Which Geyser Gushes First?

You arrive at Three Geysers National Park, where geysers $A$, $B$ and $C$ erupt at intervals of precisely two, four and six hours respectively. You have no idea how the eruptions are staggered: assume each geyser started at some independently random point in history. What are the probabilities that $A$, $B$ and $C$, respectively, will be the first to erupt after your arrival?
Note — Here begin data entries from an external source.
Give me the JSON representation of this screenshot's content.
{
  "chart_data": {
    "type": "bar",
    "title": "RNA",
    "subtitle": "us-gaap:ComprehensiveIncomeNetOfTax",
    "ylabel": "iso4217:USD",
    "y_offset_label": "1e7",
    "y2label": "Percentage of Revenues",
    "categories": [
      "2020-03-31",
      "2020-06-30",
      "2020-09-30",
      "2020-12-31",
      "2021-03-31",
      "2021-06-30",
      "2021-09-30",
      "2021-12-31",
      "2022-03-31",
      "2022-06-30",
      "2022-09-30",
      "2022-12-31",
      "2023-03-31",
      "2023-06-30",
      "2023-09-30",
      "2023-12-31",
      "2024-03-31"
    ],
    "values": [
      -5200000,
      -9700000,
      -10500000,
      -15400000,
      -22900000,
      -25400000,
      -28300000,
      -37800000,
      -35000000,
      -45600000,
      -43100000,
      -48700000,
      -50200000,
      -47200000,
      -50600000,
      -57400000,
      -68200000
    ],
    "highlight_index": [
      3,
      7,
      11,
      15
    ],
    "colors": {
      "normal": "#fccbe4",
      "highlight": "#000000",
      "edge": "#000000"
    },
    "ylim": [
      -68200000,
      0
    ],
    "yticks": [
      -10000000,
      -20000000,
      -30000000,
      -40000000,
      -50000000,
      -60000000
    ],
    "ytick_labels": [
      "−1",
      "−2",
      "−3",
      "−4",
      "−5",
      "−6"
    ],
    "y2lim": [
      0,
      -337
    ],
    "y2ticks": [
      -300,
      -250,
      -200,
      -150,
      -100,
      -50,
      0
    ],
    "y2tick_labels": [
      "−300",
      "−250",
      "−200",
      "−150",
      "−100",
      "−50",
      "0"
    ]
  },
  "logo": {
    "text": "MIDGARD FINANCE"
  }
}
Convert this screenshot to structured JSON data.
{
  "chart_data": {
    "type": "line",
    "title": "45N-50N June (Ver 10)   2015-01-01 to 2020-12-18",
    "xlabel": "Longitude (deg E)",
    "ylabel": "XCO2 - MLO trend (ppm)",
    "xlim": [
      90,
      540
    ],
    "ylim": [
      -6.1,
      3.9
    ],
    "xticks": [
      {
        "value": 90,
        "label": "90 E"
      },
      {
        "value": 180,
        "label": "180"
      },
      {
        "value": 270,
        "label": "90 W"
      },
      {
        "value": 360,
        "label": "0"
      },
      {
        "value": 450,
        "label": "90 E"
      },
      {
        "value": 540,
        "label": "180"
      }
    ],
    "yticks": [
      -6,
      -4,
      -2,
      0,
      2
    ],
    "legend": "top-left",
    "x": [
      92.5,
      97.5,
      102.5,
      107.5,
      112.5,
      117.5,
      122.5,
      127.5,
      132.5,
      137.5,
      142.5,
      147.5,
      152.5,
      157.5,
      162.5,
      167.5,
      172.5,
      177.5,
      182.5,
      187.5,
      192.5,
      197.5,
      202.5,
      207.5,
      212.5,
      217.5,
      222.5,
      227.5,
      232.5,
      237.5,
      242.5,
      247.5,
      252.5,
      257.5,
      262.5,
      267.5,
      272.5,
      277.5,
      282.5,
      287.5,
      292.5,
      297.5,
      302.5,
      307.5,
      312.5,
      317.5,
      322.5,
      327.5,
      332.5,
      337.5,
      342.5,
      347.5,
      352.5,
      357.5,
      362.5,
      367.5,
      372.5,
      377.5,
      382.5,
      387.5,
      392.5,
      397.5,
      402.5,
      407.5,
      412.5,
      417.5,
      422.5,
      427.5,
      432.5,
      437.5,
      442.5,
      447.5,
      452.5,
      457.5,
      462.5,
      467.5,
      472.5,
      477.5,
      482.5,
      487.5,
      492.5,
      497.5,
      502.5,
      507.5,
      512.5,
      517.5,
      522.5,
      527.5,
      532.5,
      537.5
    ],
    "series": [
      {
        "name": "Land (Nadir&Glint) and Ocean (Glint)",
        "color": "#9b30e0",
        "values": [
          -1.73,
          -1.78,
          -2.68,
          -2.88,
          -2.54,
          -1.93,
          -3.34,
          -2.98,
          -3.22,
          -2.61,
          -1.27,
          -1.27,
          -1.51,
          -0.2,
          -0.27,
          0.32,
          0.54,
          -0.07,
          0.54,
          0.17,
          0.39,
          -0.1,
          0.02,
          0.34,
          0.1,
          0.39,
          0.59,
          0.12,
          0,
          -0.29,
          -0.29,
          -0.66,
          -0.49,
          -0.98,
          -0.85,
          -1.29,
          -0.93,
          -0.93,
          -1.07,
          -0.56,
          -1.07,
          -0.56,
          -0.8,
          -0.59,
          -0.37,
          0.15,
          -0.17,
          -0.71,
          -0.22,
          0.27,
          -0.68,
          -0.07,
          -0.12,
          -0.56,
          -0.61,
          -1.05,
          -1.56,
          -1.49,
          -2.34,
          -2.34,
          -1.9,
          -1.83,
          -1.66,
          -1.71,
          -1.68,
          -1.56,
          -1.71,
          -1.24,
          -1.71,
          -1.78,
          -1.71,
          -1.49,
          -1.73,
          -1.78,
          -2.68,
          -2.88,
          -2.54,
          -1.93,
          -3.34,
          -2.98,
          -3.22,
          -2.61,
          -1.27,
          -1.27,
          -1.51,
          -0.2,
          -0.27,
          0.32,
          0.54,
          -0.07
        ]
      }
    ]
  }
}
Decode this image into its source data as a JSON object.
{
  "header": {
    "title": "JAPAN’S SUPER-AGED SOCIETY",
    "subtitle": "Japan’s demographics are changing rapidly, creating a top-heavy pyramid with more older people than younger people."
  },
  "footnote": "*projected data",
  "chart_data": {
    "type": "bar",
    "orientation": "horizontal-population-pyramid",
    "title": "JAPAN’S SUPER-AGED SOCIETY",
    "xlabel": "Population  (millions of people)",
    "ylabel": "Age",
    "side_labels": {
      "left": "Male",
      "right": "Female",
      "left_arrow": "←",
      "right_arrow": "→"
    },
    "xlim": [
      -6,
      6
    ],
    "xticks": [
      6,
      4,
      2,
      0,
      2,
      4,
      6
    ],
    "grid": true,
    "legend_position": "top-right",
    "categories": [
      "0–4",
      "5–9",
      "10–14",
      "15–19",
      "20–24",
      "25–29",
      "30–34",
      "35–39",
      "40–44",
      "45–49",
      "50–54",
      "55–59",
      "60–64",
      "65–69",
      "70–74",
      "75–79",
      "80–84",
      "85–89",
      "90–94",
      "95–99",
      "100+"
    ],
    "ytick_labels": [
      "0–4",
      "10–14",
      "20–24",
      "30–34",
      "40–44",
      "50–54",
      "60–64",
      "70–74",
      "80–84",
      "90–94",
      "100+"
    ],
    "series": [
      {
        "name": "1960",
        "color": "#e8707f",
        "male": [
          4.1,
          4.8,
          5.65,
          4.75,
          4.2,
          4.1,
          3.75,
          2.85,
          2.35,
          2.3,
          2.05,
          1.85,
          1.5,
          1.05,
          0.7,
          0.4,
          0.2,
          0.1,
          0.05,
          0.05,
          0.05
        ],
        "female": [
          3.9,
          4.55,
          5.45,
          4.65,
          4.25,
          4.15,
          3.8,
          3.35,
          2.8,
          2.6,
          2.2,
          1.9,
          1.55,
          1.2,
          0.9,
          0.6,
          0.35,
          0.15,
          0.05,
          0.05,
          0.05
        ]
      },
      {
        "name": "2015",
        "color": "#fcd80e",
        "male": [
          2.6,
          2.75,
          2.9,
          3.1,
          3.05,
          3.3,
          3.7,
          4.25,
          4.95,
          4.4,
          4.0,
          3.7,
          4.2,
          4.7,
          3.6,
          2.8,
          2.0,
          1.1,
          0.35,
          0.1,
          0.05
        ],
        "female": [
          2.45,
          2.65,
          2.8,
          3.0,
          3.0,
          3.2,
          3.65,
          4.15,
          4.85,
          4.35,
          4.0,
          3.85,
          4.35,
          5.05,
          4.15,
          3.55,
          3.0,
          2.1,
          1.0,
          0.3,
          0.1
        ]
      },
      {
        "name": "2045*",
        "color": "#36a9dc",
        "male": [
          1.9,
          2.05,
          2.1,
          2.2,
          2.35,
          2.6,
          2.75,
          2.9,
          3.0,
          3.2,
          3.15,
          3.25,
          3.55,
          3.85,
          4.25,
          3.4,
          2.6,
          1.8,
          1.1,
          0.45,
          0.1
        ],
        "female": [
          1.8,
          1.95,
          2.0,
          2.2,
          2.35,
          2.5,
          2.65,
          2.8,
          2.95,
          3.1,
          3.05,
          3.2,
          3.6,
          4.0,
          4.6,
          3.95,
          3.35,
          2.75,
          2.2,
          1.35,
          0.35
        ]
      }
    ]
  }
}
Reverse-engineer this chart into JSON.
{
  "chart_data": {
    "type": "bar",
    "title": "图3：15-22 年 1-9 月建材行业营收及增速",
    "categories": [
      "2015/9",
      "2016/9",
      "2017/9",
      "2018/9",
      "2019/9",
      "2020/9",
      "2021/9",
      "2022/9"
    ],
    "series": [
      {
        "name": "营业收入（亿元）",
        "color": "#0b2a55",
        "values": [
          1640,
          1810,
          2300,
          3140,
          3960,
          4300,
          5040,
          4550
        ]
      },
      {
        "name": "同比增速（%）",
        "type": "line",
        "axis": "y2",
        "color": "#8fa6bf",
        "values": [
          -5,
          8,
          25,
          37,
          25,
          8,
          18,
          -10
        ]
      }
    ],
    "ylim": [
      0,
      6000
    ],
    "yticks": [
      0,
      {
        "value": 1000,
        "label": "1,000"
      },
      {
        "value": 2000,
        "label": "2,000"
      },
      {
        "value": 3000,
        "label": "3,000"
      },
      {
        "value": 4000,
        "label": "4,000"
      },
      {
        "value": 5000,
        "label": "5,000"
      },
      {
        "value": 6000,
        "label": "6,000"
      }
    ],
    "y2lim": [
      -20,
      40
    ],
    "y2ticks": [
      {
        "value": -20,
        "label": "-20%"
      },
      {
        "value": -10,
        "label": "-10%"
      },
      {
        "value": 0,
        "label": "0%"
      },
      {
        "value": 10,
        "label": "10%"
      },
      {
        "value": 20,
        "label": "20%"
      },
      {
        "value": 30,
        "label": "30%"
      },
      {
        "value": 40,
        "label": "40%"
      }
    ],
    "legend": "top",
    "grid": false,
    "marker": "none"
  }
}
The Riddler, FiveThirtyEight(original post)

Solution

Because each geyser’s starting time is random and it erupts on a fixed cycle, the time you must wait for its next eruption is uniform on one full period. So the waits are independent with $$a \sim \mathcal U(0,2), \qquad b \sim \mathcal U(0,4), \qquad c \sim \mathcal U(0,6),$$ and geyser $A$ wins exactly when $a$ is the smallest of the three. Conditioning on $a$, the chance $b$ exceeds it is $(4-a)/4$ and the chance $c$ exceeds it is $(6-a)/6$, so $$\begin{aligned} \Pr(A\text{ first}) &= \int_0^2 \frac12 \cdot \frac{4-a}{4}\cdot\frac{6-a}{6}\,da\\ &= \frac{1}{48}\int_0^2 (4-a)(6-a)\,da = \frac{1}{48}\cdot\frac{92}{3} = \frac{23}{36}. \end{aligned}$$ For $B$ to win it must beat $a$, but $a \le 2$ always, so any $b > 2$ is already too late; only $b \in (0,2)$ can win, giving $$\Pr(B\text{ first}) = \int_0^2 \frac14 \cdot \frac{2-b}{2}\cdot\frac{6-b}{6}\,db = \frac{1}{48}\cdot\frac{32}{3} = \frac{8}{36}.$$ The three probabilities sum to $1$, so $C$ takes what is left: $$\Pr(A), \Pr(B), \Pr(C) = \boxed{\tfrac{23}{36},\ \tfrac{8}{36},\ \tfrac{5}{36}}.$$ The shortest cycle wins most often, as it should: $A$ erupts first nearly two-thirds of the time.

The computation

Replay the visit. Draw each geyser’s wait uniformly over its own period, see which is smallest, and tally the winners over many arrivals.

import numpy as np
rng = np.random.default_rng(0)
N = 10_000_000

a = rng.uniform(0, 2, N)      # wait until A's next eruption
b = rng.uniform(0, 4, N)
c = rng.uniform(0, 6, N)

print("A:", round((( a < b) & (a < c)).mean(), 4))
print("B:", round((( b < a) & (b < c)).mean(), 4))
print("C:", round((( c < a) & (c < b)).mean(), 4))
# A: 0.6391    (23/36 = 0.6389)
# B: 0.2222    ( 8/36 = 0.2222)
# C: 0.1387    ( 5/36 = 0.1389)